Should verification happen on every request or only when robots.txt is violated?

Verify on every ClaudeBot request for maximum security. Verification overhead (cached DNS lookups) adds milliseconds—negligible compared to content generation time. Only verifying robots.txt violations allows spoofed crawlers to access allowed content, potentially still problematic if publishers want complete control over who accesses what.

How do I verify ClaudeBot when behind CDNs or load balancers?

Extract real client IP from X-Forwarded-For or CF-Connecting-IP headers rather than immediate connection IP (which would be CDN/load balancer). Configure trust for these headers carefully—only accept from known infrastructure IPs to prevent header spoofing. Most CDNs provide ways to validate that forwarded IP headers are authentic.

Does ClaudeBot provide any official verification APIs or services?

As of early 2026, Anthropic hasn't announced official verification APIs.
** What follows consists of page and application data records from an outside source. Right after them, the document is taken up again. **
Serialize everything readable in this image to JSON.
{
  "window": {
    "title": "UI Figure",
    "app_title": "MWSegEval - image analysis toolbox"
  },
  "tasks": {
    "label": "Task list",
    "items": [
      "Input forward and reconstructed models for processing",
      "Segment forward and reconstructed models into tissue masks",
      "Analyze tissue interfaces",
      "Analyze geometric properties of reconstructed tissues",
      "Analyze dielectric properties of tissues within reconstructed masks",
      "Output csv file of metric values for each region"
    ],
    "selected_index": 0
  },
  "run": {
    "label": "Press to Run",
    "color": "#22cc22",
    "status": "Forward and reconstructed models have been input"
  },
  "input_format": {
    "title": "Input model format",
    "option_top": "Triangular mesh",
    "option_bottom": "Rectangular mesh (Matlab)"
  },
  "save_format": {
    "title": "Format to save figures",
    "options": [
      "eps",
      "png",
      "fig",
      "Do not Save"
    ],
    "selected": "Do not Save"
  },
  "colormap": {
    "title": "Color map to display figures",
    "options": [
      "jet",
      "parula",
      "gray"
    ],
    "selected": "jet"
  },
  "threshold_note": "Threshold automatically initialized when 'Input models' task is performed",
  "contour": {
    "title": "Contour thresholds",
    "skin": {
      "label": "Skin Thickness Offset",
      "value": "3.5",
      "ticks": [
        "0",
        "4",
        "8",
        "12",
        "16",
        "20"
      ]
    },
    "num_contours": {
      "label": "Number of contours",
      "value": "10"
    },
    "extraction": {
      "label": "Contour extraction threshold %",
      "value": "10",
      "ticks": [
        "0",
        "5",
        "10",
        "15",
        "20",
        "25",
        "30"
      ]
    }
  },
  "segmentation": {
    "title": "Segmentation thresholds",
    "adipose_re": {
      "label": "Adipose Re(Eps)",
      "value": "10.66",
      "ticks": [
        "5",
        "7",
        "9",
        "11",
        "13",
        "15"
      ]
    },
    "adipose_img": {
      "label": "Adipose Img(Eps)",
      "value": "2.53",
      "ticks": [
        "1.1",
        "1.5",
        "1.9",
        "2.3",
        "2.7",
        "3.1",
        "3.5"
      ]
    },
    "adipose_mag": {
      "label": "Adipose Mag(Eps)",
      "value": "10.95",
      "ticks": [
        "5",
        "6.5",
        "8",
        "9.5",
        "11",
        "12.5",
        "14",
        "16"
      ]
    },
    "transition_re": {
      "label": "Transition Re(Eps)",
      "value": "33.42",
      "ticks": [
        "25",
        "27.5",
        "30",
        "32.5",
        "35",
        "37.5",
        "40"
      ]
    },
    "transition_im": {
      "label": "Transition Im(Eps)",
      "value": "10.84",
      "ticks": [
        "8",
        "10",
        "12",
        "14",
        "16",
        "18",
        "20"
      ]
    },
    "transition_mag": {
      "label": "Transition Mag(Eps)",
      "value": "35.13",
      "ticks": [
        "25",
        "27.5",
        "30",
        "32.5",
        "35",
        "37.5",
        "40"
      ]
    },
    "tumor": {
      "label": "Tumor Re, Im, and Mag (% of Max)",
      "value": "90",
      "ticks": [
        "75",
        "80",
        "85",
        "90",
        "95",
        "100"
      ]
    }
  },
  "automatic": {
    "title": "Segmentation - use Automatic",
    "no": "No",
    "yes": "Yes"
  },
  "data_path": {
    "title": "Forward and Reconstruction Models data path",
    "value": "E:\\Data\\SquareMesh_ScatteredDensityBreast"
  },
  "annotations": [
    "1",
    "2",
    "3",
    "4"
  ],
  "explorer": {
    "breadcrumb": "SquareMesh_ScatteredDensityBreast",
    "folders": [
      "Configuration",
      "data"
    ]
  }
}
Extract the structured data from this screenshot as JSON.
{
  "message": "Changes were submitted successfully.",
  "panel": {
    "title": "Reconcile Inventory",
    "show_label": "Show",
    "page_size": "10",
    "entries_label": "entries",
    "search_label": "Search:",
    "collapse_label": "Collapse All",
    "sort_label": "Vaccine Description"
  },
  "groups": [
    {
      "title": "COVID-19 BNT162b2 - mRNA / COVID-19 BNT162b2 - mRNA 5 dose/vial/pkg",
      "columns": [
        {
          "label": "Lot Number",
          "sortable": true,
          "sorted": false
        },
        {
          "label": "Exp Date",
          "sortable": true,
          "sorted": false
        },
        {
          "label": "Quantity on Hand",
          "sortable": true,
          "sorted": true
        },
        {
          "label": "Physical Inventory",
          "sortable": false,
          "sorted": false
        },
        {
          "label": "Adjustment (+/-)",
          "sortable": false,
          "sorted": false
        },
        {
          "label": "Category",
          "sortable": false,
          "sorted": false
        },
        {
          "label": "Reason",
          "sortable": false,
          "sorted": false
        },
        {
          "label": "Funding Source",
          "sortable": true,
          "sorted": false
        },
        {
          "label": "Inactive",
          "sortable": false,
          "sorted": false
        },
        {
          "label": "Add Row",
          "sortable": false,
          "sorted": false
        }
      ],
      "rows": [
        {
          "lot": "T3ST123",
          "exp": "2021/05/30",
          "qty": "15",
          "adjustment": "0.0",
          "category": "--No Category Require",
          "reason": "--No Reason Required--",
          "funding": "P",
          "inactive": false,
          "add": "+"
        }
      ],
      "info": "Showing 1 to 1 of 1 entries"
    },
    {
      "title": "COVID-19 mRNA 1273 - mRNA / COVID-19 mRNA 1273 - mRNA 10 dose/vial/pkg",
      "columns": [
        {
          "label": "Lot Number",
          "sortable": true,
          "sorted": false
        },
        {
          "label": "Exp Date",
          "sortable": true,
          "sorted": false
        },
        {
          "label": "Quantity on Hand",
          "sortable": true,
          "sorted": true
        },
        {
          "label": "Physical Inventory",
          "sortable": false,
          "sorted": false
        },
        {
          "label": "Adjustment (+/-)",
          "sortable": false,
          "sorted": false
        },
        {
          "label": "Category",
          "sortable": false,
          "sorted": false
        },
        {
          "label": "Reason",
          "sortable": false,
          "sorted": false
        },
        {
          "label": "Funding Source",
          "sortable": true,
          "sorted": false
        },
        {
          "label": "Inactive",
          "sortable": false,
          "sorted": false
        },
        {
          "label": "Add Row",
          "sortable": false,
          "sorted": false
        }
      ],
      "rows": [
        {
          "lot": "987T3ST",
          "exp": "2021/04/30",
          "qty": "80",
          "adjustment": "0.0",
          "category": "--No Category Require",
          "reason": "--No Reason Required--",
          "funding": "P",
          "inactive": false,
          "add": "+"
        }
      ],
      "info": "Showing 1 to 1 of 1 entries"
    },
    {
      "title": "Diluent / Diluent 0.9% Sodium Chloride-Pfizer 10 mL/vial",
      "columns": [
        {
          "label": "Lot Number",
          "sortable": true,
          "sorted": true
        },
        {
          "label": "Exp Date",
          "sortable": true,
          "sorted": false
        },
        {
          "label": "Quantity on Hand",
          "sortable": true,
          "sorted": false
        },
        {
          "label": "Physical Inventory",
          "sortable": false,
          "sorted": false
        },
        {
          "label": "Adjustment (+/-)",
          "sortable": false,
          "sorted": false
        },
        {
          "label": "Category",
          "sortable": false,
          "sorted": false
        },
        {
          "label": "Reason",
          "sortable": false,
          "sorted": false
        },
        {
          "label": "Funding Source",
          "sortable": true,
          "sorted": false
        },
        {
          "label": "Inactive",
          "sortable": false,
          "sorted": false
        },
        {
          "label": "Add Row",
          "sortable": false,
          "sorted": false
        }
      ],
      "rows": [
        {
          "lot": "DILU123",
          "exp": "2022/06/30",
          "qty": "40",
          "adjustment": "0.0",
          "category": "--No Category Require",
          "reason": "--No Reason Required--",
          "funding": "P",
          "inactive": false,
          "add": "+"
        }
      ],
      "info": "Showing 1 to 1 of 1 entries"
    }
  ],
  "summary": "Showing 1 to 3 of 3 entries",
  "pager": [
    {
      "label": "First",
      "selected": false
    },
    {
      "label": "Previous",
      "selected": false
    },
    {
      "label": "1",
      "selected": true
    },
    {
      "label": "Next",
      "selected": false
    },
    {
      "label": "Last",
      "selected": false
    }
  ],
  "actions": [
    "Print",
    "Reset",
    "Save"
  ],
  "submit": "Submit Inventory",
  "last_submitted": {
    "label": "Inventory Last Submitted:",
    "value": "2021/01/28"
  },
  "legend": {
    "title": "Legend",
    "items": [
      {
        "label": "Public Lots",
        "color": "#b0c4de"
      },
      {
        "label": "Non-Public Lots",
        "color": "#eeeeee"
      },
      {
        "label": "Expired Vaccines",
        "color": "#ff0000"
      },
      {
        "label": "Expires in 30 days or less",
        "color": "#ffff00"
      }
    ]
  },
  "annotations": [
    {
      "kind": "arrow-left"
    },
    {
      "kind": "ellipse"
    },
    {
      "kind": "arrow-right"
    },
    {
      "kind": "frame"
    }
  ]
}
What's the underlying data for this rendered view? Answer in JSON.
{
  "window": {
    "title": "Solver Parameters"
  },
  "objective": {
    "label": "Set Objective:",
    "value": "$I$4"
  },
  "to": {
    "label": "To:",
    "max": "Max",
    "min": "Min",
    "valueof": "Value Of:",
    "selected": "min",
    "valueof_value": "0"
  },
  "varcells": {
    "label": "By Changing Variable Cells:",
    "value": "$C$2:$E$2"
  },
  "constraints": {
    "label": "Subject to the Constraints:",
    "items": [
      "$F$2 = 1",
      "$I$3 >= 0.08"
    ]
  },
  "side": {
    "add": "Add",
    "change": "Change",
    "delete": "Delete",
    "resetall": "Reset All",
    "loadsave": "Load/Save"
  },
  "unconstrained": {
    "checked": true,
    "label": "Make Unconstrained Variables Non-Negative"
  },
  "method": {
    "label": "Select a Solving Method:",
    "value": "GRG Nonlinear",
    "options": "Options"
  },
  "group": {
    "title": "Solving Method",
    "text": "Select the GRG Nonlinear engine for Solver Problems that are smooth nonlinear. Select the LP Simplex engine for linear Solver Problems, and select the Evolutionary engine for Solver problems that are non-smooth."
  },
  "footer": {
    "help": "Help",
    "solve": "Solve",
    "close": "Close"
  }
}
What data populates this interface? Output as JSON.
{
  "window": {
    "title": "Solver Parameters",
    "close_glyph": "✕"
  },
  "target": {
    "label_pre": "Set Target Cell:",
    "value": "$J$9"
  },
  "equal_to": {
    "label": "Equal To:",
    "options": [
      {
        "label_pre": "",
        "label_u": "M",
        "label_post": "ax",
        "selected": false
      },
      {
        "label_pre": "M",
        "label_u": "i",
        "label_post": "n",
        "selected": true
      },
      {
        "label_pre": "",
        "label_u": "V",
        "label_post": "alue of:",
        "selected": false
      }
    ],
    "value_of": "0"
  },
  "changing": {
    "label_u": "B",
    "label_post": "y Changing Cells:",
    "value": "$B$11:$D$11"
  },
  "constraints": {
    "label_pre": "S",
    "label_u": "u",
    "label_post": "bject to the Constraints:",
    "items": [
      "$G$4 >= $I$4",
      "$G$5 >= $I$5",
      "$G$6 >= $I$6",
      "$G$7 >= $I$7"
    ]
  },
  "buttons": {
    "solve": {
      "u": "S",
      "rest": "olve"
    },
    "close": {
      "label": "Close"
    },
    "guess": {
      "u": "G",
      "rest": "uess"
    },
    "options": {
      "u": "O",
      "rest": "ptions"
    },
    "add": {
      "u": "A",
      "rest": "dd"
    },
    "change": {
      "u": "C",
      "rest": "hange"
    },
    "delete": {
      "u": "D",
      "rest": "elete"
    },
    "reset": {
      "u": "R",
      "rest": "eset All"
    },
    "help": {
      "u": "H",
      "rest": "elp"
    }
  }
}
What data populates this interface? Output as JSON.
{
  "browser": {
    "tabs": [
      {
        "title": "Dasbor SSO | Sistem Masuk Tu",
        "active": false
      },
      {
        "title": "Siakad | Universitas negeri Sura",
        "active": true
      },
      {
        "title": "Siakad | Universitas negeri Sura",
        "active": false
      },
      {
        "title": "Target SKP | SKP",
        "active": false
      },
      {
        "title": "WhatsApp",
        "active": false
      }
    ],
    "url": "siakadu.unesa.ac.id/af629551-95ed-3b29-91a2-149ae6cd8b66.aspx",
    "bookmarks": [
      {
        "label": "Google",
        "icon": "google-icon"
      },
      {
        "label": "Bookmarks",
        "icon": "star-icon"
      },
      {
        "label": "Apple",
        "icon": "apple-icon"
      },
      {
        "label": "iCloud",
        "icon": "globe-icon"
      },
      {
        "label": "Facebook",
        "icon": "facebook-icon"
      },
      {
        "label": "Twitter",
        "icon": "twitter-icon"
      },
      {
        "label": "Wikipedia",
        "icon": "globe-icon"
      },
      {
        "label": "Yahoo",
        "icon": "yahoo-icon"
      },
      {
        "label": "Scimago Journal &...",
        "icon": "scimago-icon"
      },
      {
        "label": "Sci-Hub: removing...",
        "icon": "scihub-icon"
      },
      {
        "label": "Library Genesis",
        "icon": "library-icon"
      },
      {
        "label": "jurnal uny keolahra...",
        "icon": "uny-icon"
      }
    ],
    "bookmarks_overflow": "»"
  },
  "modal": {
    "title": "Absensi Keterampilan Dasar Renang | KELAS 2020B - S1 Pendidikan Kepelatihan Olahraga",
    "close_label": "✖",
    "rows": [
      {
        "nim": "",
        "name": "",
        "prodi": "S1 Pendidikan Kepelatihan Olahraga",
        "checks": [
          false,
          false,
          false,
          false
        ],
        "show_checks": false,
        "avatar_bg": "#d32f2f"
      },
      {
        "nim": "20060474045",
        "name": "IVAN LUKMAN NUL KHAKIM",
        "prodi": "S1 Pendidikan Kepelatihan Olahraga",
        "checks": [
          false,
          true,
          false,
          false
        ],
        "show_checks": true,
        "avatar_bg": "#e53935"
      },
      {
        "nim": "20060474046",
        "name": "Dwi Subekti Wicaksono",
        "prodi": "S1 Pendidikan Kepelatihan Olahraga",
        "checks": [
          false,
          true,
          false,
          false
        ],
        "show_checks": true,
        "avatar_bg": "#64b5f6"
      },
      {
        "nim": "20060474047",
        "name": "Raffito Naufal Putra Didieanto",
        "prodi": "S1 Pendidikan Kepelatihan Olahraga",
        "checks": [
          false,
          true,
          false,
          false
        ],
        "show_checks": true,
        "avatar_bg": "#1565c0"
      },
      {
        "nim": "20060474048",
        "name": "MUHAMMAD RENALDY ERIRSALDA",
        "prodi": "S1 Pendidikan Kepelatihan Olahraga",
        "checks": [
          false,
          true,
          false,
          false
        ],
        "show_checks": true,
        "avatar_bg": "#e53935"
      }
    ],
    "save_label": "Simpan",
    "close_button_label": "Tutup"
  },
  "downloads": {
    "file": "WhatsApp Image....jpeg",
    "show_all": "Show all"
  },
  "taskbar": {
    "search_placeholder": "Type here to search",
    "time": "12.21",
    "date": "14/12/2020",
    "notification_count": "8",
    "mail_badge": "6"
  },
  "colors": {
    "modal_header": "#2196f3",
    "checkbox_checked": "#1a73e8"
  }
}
Publishers perform verification through DNS lookups and published IP ranges. Future official APIs could simplify verification—check Anthropic documentation for updates. Some crawler operators (Google, Bing) provide verification endpoints; similar services from Anthropic would improve ecosystem reliability.


When Blocking AI Crawlers Isn't the Move

Skip this if:

  • Your site has less than 1,000 monthly organic visits. AI crawlers aren't your problem — getting indexed by traditional search is. Focus on content quality and link acquisition before worrying about bot management.
  • You're running a personal blog or portfolio site. AI citation of your content is free exposure at this scale. Blocking crawlers costs you visibility without protecting meaningful revenue.
  • Your revenue comes entirely from direct sales, not content. If your content isn't the product (e-commerce, SaaS with no content moat), AI crawlers are neutral. Your competitive advantage lives in the product, not the pages.